Boarders celebrate the return of Sunday snack

+South+Hutch+roommates+Zaneta+Yeung+%28%E2%80%9825%29+and+Caitlin+Delgado+%28%E2%80%9825%29+enjoy+mini+croissants+on+the+SoHo+patio.

Kylie Osborne

South Hutch roommates Zaneta Yeung (‘25) and Caitlin Delgado (‘25) enjoy mini croissants on the SoHo patio.

On the first frigid Sunday after winter break, students lined up outside their dorms to warm their hands on mugs of piping hot cocoa and tuck into sugary glazed donuts.

Before COVID-19 sent Webb students home in March 2020, Sunday Snack was a weekly occurrence. Like clockwork, boarders left their rooms every Sunday at 7:30 p.m. in search of the dorm tasked with providing for the hungry masses.

“One of my favorite things we did my freshman year was we had Krispy Kreme donuts, [and] the prefects were grilling meat, and we made burgers with the donuts,” said Fran Torres (‘22), North Hutch dorm prefect. “It was extremely unhealthy, but it was the greatest thing I’ve ever put in my mouth.”

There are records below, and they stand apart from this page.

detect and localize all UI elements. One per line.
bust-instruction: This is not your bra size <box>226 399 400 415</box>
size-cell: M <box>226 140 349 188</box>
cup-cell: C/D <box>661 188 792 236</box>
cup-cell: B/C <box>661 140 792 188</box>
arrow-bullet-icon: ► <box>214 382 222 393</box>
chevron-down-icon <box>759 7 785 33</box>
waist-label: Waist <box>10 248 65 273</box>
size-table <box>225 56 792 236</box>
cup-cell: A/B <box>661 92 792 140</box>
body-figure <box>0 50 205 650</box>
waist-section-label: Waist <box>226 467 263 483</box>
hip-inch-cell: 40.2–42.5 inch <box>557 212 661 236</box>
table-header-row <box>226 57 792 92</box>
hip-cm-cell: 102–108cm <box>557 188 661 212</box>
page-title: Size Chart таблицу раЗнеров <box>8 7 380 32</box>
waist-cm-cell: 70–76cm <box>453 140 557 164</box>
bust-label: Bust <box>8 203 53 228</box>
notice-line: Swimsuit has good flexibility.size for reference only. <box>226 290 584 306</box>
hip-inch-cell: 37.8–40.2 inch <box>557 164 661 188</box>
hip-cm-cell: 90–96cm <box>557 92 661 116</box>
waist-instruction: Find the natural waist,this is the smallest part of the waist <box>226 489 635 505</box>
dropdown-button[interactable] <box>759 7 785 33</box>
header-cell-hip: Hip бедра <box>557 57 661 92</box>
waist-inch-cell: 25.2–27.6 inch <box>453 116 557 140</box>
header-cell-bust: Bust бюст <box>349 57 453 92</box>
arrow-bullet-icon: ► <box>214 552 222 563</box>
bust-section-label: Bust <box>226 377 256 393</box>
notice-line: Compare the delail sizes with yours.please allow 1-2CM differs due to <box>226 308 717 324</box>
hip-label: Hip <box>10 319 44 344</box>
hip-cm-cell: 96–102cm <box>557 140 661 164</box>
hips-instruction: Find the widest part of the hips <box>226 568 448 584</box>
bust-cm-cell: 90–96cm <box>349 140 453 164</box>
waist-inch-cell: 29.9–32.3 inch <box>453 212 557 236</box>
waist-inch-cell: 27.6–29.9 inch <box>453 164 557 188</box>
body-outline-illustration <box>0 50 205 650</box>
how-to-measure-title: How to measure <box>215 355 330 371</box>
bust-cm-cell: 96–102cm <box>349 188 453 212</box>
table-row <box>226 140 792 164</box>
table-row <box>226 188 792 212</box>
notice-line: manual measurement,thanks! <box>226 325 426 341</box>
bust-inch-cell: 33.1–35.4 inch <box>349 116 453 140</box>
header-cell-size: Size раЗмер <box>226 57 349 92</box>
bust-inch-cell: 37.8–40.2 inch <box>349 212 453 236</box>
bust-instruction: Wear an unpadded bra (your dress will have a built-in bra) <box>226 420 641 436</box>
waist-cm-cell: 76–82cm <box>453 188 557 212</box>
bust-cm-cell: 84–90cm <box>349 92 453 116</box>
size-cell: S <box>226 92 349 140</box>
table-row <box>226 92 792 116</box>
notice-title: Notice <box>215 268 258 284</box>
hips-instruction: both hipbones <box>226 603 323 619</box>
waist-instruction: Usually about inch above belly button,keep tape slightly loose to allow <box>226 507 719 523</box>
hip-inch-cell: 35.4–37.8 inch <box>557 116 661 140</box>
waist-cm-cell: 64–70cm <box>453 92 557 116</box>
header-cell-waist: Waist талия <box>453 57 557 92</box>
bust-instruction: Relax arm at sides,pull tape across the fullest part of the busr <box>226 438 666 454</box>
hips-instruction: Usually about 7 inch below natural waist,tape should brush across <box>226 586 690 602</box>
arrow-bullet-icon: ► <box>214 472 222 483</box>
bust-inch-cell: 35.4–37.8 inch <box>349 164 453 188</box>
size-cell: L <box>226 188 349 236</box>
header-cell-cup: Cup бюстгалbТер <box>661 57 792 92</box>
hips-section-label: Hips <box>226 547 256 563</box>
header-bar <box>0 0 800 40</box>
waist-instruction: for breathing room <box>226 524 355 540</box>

On January 9, 2022, Sunday Snack made its triumphant return when each dorm received dozens of donuts (meat not included) and vats of hot cocoa. The snacks, shared between small groups of two or three dorms, brought smiles to the faces of boarders all across campus.

“I enjoyed it a lot because we’ve been kind of stuck here, so it’s really nice to know that they think about us,” Izzy Kim (‘24) said.

“It was a collaborative decision that we felt like the boarders needed a little bit of joy, with the restrictions that had to be placed on weekend [activities],” said Ken Rosenfeld, Dean of Campus Life. “We thought this was a little something we could do to bring a smile to everyone’s face.”

The rise of the Omicron variant has caused some significant changes to the format of the program. Before the pandemic, boarders from all over campus would convene in one common space and eat food provided by the dorm head and prefects of the host dorm.

Post-quarantine, adjacent dorms share snacks amongst themselves, and the food is provided by the school, rather than dorm heads.

“We’re trying to keep it not only as safe for everyone [as possible], but also know that there’s a lot on people’s plates right now, and we’re trying to be mindful of everyone’s work and stress loads at the moment,” Mr. Rosenfeld said.

“I like it because it allows people to be safer by not mixing dorm groups, but I think it kind of ruins the experience of Sunday Snack,” Fran said. “Part of what I loved about Sunday Snack was going to the dorms and being able to hang out with people [from] every dorm.”

Despite these changes, its purpose remains the same: to bring students together over good food and provide relief from the stress of the past week. It gives students something to look forward to at the end of the weekend and offers one last bit of fun before classes resume and schoolwork begins to pile up once more.

“I’ve got the menu set already for this upcoming Sunday, and it’ll keep going as long as we can keep it going,” Mr. Rosenfeld said. “The hope is that in the future we can return to how it used to be.”